The precinct is socially significant for its impact on NSW children and their families who were affected by the juvenile justice system including the Forgotten Australians and Stolen Generations. Its importance is indicated by attention given to the site in publications such as the Forgotten Australians Report, the Find & Connect web resource on institutional "care" in Australia, the National Library of Australia's Forgotten Australians and former child migrants oral history project and the Sydney Barani website. It continues to be a focal point for campaigns recognising the history of abuse in child institutions such as the "Loud Fence" Campaign in 2016.

The place has potential to yield information that will contribute to an understanding of the cultural or natural history of New South Wales.
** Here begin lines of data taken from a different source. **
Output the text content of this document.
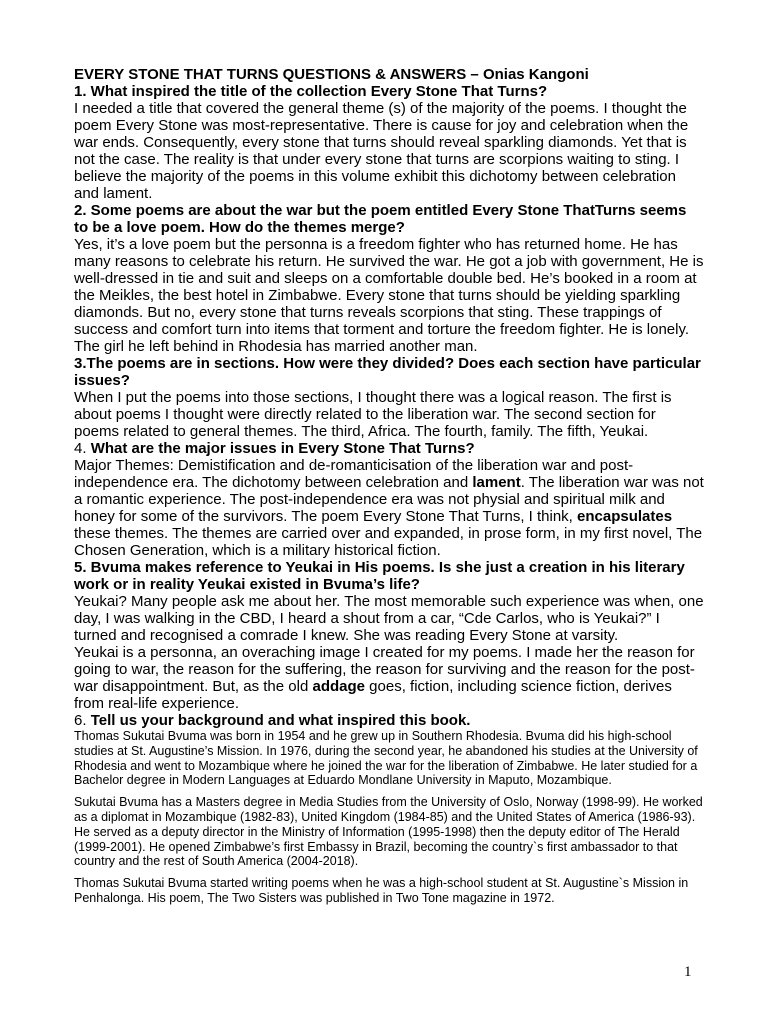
EVERY STONE THAT TURNS QUESTIONS & ANSWERS – Onias Kangoni

1. What inspired the title of the collection Every Stone That Turns?

I needed a title that covered the general theme (s) of the majority of the poems. I thought the poem Every Stone was most-representative. There is cause for joy and celebration when the war ends. Consequently, every stone that turns should reveal sparkling diamonds. Yet that is not the case. The reality is that under every stone that turns are scorpions waiting to sting. I believe the majority of the poems in this volume exhibit this dichotomy between celebration and lament.

2. Some poems are about the war but the poem entitled Every Stone ThatTurns seems to be a love poem. How do the themes merge?

Yes, it’s a love poem but the personna is a freedom fighter who has returned home. He has many reasons to celebrate his return. He survived the war. He got a job with government, He is well-dressed in tie and suit and sleeps on a comfortable double bed. He’s booked in a room at the Meikles, the best hotel in Zimbabwe. Every stone that turns should be yielding sparkling diamonds. But no, every stone that turns reveals scorpions that sting. These trappings of success and comfort turn into items that torment and torture the freedom fighter. He is lonely. The girl he left behind in Rhodesia has married another man.

3.The poems are in sections. How were they divided? Does each section have particular issues?

When I put the poems into those sections, I thought there was a logical reason. The first is about poems I thought were directly related to the liberation war. The second section for poems related to general themes. The third, Africa. The fourth, family. The fifth, Yeukai.

4. What are the major issues in Every Stone That Turns?

Major Themes: Demistification and de-romanticisation of the liberation war and post-independence era. The dichotomy between celebration and lament. The liberation war was not a romantic experience. The post-independence era was not physial and spiritual milk and honey for some of the survivors. The poem Every Stone That Turns, I think, encapsulates these themes. The themes are carried over and expanded, in prose form, in my first novel, The Chosen Generation, which is a military historical fiction.

5. Bvuma makes reference to Yeukai in His poems. Is she just a creation in his literary work or in reality Yeukai existed in Bvuma’s life?

Yeukai? Many people ask me about her. The most memorable such experience was when, one day, I was walking in the CBD, I heard a shout from a car, “Cde Carlos, who is Yeukai?” I turned and recognised a comrade I knew. She was reading Every Stone at varsity.

Yeukai is a personna, an overaching image I created for my poems. I made her the reason for going to war, the reason for the suffering, the reason for surviving and the reason for the post-war disappointment. But, as the old addage goes, fiction, including science fiction, derives from real-life experience.

6. Tell us your background and what inspired this book.

Thomas Sukutai Bvuma was born in 1954 and he grew up in Southern Rhodesia. Bvuma did his high-school studies at St. Augustine’s Mission. In 1976, during the second year, he abandoned his studies at the University of Rhodesia and went to Mozambique where he joined the war for the liberation of Zimbabwe. He later studied for a Bachelor degree in Modern Languages at Eduardo Mondlane University in Maputo, Mozambique.

Sukutai Bvuma has a Masters degree in Media Studies from the University of Oslo, Norway (1998-99). He worked as a diplomat in Mozambique (1982-83), United Kingdom (1984-85) and the United States of America (1986-93). He served as a deputy director in the Ministry of Information (1995-1998) then the deputy editor of The Herald (1999-2001). He opened Zimbabwe’s first Embassy in Brazil, becoming the country`s first ambassador to that country and the rest of South America (2004-2018).

Thomas Sukutai Bvuma started writing poems when he was a high-school student at St. Augustine`s Mission in Penhalonga. His poem, The Two Sisters was published in Two Tone magazine in 1972.

1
The site is of potential technical significance at a state level as its fabric provides evidence of the conditions experienced in children's homes and remand facilities from the 1920s to the 1980s. The buildings together with descriptions of their former use, provide an insight into the processing, domestic routine and methods employed in the treatment of NSW minors in the state system. Many of the oral histories of former residents describe the routine at these institutions. Evidence of the various alterations and additions undertaken over time reflect changing philosophies and practises such as partitions which show the shift from open dormitories to single rooms at Bidura house.

The place possesses uncommon, rare or endangered aspects of the cultural or natural history of New South Wales.

The site is rare within NSW as a State children's welfare facility which operated continuously from the 1920s to the late 1970s, showing, through its modifications, changing philosophies of child welfare over time.

The place is important in demonstrating the principal characteristics of a class of cultural or natural places/environments in New South Wales.

Though modest in its detailing, the form, design and main elements of Bidura House make it a good example of upper-middle-class Victorian Regency residential architecture. The Ballroom is a simple example of the Victorian Italianate style.